Report back and tell us what he smells like.

I’m guessing English Leather.

Or Stetson, the Legendary Fragrance of the American West.

I’d do it just to do the “fake-out,” where you pull away from the shake when he reaches for your hand and comb your hair. Hee-hee.

Or rat turd… (in reply to gigi in post #22)

Come on now, how often do you get the opportunity to hear someone spout such memorable wisdom as “I know how hard it is to put food on your family” ???

I loathe Bush’s actions and his political views, but I think I’d attend. It’s a rare opportunity, to meet a world leader, something to tell your grandkids about. Maybe you could even get one of your party to take a pic. It’s an act of maturity to be civil in a social setting, even to your enemies. Decades from now, the personal feelings will have little importance, but you can still have the memory of meeting the President of the U.S.
What if it were Putin, or Blair, or some other head of state that you might not agree with, would you boycott then?

If you have the ability to vomit on demand, I command you go.

Not audio-animatronics, the smell of the ‘Hall of Presidents’ in Disneyworld? Seriously, shake his hand. If it breaks off, we’ll know for sure.

Even though I think his politics and policies are detestable, I would go and shake his hand. He is the President, after all, and there is that respect the office, not the occupant thing.

In addition, it would probably be interesting to see the embassy and diplomatic reception. And you should show that the Peace Corps is there and doing good things.

Good luck.

Indeed, this is solid advice. :cool:

Nah. Make it a noisy one. Right as he grabs your hand say, “Pull my finger,’ and let it rip. Then say, “Hey! You found the WMDs!”

Actually, if you have rat turds in your hand before you shake…

Or pick your nose right before hand.

Oooh good one! Chug some Ipecac about 15 minutes prior.

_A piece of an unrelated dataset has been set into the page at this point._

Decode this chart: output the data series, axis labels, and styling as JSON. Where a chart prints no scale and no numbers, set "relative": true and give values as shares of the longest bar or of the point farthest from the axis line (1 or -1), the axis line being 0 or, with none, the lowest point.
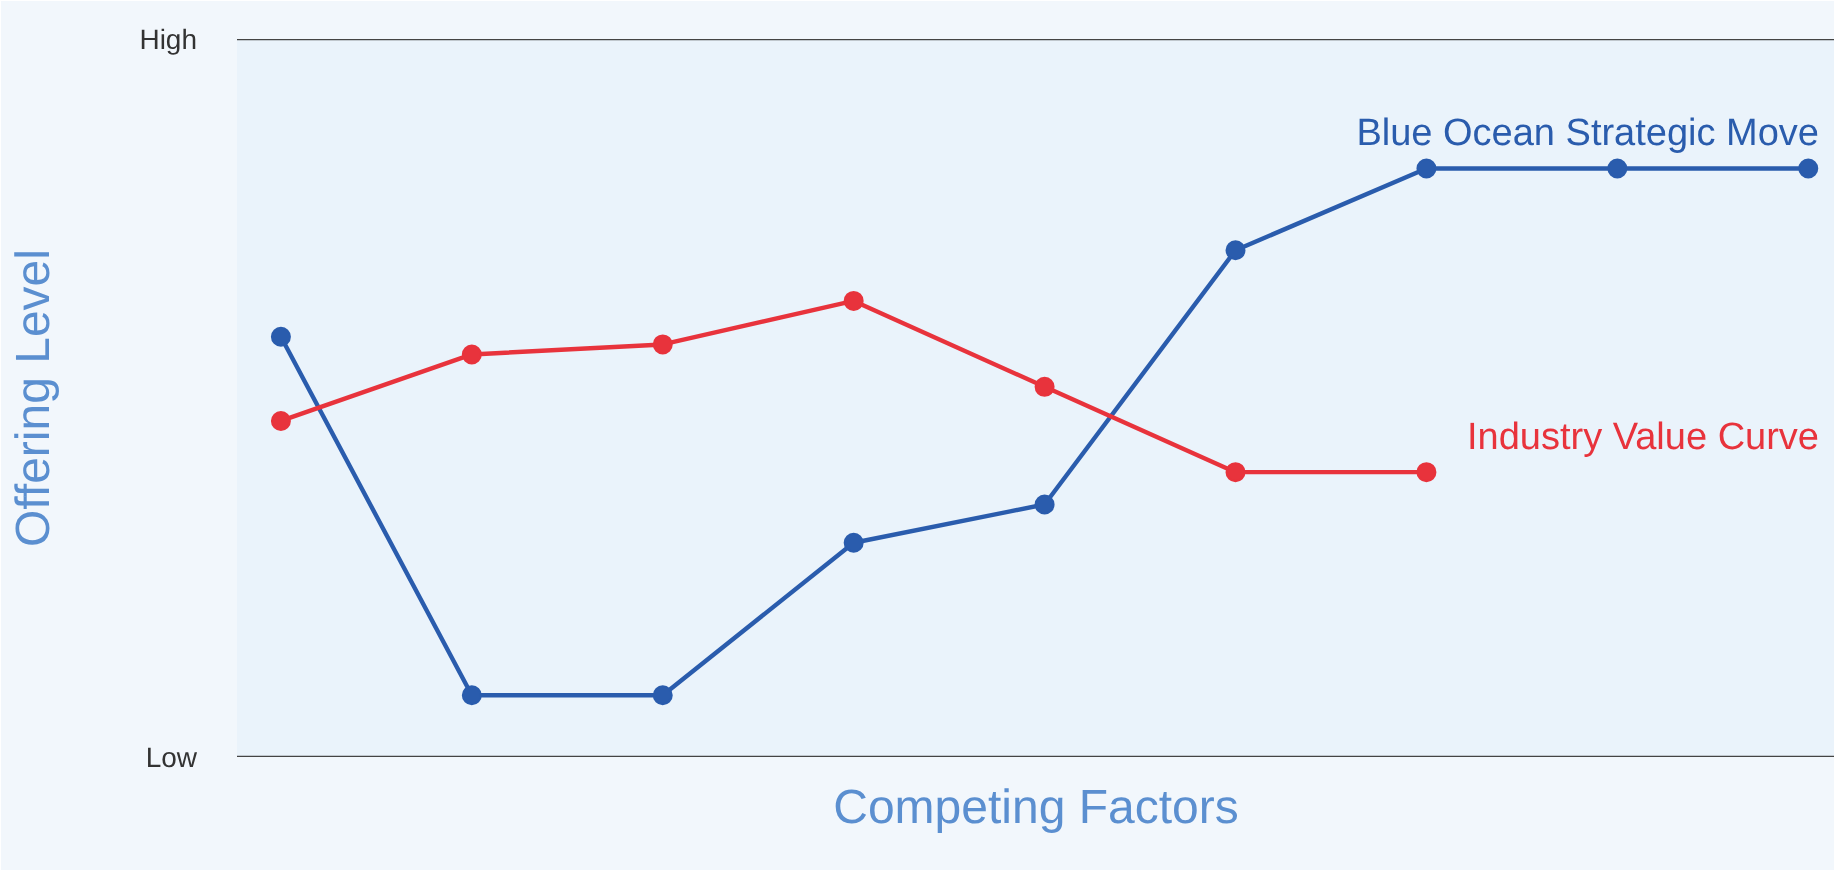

Stetson is made from rat turd essence…pass it on…

“I’m so sorry for what you’ve done to America”

And, of course, you must call out “PSYCH!!!” when you do it. :smiley:

Supposedly he is mesmerizingly charming in person, something that does not come across. I think you should meet him, even if you don’t like the man, take the opportunity to look him in the eye face to face, it’s worth it. There is nothing to be gained by snubbing someone because you perceive them as your enemy.

I seriously disagree with the man’s politics and morals as I perceive them, but I see absolutely no reason to hate him.

Actually, this is a good point. I think that I’d probably be jazzed to be able to say that I got to meet a world leader, even if I didn’t agree with them (unless we were talking Idi Amin or something). I think that my irritation with GWB kind of colors everything in a way that another country’s leader might not. I don’t have to deal with another country’s leader’s B.S. every day.

I was going to suggest giving him a stinkpalm.

Or put on an agonized face, while dropping to your knees, all the while holding his hand–making it look like he’s giving you one of those super-macho handcrusher handshakes.

“Ooow! Geez, Mr. President! Uncle!”

I used to be able to do this (that and a sudden nosebleed is a great way to get out of PE :wink: ). Seriously though, there’s no way I could bring myself to show any respect to Bush. He doesn’t deserve it. I don’t care that he’s the President of the United States. If I ever did have to chance to meet him I’d; spit on him (yes, I know that’s illegal and I could be sent to prison), tell him to fuck off, or give him the finger.